Do You Owe The IRS Money?
Forgiven debt is considered income to the IRS, so if you had a short sale or got credit card debts cancelled, you may find that you suddenly owe taxes on "income" from a debt that was discharged.
If you sold a house through a short sale, and the home was not your primary residence, you may find yourself owing taxes on tens or hundreds of thousands of dollars in forgiven (cancelled) debt. The Internal Revenue Service considers this to be income because you essentially borrowed money and did not have to pay it back.
A Tax Advisor May Need To Help You.
In the years 2012 and 2013, millions of 1099-C forms for "Cancellation of Debt" were mailed out to people who may have had debts discharged through bankruptcy or charge offs. Whether you owe taxes on this form depends on how the money was borrowed, and under what circumstances the debt has been discharged.

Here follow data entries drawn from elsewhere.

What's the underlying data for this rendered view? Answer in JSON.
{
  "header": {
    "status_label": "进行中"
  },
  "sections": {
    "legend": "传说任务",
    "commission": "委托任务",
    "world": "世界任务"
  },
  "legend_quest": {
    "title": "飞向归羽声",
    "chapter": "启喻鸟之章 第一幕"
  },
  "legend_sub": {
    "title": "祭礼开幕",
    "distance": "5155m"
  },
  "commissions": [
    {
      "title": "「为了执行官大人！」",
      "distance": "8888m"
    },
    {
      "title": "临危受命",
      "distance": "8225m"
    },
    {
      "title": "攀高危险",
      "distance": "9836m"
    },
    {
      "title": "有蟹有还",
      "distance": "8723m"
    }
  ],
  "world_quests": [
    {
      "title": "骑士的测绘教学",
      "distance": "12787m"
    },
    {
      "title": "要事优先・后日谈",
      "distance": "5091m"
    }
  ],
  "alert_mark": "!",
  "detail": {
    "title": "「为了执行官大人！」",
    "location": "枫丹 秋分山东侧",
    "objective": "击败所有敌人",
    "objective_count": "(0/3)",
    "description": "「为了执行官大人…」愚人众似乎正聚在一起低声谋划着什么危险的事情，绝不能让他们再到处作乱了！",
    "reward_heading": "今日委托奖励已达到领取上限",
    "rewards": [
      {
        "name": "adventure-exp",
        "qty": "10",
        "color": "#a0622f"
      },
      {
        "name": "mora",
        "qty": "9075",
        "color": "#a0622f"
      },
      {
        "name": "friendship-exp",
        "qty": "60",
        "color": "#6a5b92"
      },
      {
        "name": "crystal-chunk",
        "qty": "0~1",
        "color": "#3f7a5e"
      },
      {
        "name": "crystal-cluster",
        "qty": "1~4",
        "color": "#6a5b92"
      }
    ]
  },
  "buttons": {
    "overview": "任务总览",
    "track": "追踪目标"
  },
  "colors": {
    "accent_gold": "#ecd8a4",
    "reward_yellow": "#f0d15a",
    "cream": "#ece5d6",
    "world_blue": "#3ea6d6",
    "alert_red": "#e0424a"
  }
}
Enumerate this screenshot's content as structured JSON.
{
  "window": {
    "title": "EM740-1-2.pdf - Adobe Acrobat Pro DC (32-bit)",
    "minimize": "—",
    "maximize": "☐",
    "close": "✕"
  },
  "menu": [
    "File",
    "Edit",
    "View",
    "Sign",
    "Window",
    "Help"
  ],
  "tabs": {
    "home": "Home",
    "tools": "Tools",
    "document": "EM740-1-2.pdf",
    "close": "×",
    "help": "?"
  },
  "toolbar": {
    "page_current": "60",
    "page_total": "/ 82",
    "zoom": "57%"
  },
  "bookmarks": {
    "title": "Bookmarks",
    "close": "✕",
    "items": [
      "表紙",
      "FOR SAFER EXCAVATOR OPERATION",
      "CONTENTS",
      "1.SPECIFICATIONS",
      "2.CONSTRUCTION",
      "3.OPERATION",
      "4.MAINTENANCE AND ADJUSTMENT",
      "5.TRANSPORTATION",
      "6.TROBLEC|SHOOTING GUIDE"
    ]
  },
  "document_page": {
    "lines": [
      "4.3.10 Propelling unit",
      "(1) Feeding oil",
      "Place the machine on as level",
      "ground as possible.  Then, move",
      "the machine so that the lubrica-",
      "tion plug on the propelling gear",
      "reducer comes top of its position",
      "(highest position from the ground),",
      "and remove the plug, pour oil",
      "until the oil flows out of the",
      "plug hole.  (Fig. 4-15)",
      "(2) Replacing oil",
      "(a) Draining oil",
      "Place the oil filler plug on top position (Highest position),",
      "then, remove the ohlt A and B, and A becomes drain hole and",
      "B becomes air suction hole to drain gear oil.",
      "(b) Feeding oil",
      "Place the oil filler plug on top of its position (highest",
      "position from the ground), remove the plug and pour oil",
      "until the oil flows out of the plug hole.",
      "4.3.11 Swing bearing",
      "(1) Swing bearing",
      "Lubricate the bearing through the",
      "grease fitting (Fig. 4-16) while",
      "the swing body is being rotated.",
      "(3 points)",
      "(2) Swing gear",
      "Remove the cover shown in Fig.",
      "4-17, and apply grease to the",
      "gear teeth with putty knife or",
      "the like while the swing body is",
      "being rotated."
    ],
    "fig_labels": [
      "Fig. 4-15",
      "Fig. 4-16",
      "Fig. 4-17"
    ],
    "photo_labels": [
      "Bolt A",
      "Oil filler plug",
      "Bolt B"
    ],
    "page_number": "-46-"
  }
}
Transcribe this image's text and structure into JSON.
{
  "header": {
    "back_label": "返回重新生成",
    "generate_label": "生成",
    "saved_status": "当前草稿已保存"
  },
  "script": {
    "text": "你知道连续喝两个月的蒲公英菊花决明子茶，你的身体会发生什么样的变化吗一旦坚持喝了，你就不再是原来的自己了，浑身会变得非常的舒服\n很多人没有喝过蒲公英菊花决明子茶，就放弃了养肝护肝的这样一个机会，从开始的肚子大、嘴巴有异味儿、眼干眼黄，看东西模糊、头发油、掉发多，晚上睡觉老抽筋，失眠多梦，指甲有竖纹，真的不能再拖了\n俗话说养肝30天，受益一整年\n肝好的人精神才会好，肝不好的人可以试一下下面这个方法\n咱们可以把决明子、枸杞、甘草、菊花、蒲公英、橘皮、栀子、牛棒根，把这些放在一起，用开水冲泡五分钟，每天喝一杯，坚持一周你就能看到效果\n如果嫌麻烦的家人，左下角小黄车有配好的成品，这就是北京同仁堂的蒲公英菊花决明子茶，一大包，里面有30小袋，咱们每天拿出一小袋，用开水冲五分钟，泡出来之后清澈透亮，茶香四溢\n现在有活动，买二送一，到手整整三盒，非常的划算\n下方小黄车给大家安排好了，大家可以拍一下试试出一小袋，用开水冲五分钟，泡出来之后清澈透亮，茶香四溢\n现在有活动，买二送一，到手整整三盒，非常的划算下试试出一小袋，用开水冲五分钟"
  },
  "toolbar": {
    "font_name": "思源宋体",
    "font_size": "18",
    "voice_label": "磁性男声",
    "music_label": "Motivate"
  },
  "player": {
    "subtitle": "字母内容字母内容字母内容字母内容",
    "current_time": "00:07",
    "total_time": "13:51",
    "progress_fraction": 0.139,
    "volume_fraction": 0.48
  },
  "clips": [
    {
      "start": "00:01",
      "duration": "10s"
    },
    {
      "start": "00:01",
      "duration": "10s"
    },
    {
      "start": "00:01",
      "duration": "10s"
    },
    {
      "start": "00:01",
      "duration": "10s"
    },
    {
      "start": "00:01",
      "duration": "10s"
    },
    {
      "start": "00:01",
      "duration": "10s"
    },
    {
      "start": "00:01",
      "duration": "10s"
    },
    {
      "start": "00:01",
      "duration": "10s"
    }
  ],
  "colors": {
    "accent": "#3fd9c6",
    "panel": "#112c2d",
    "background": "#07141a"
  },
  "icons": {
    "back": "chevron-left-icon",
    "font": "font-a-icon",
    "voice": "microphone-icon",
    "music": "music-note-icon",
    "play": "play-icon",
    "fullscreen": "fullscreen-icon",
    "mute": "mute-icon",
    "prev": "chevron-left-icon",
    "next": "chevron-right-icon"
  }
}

In general, debt on mortgages that were your primary residence, and whose debt was discharged between 2007 and 2013, are not taxable even though you should still be showing the 1099-c form on your income tax return. Otherwise the IRS, who has also gotten a copy of the form, may believe that your are shielding this information from them. If you were insolvent when you got credit card debt or loans discharged, you are also not necessarily eligible to pay taxes on the money. However, if you did a short sale on a second home or other property under your name, and debt was not discharged under a bankruptcy, then you may end up adding thousands of dollars to the taxes you owe because of the high amount of the money shown on the 1099C form.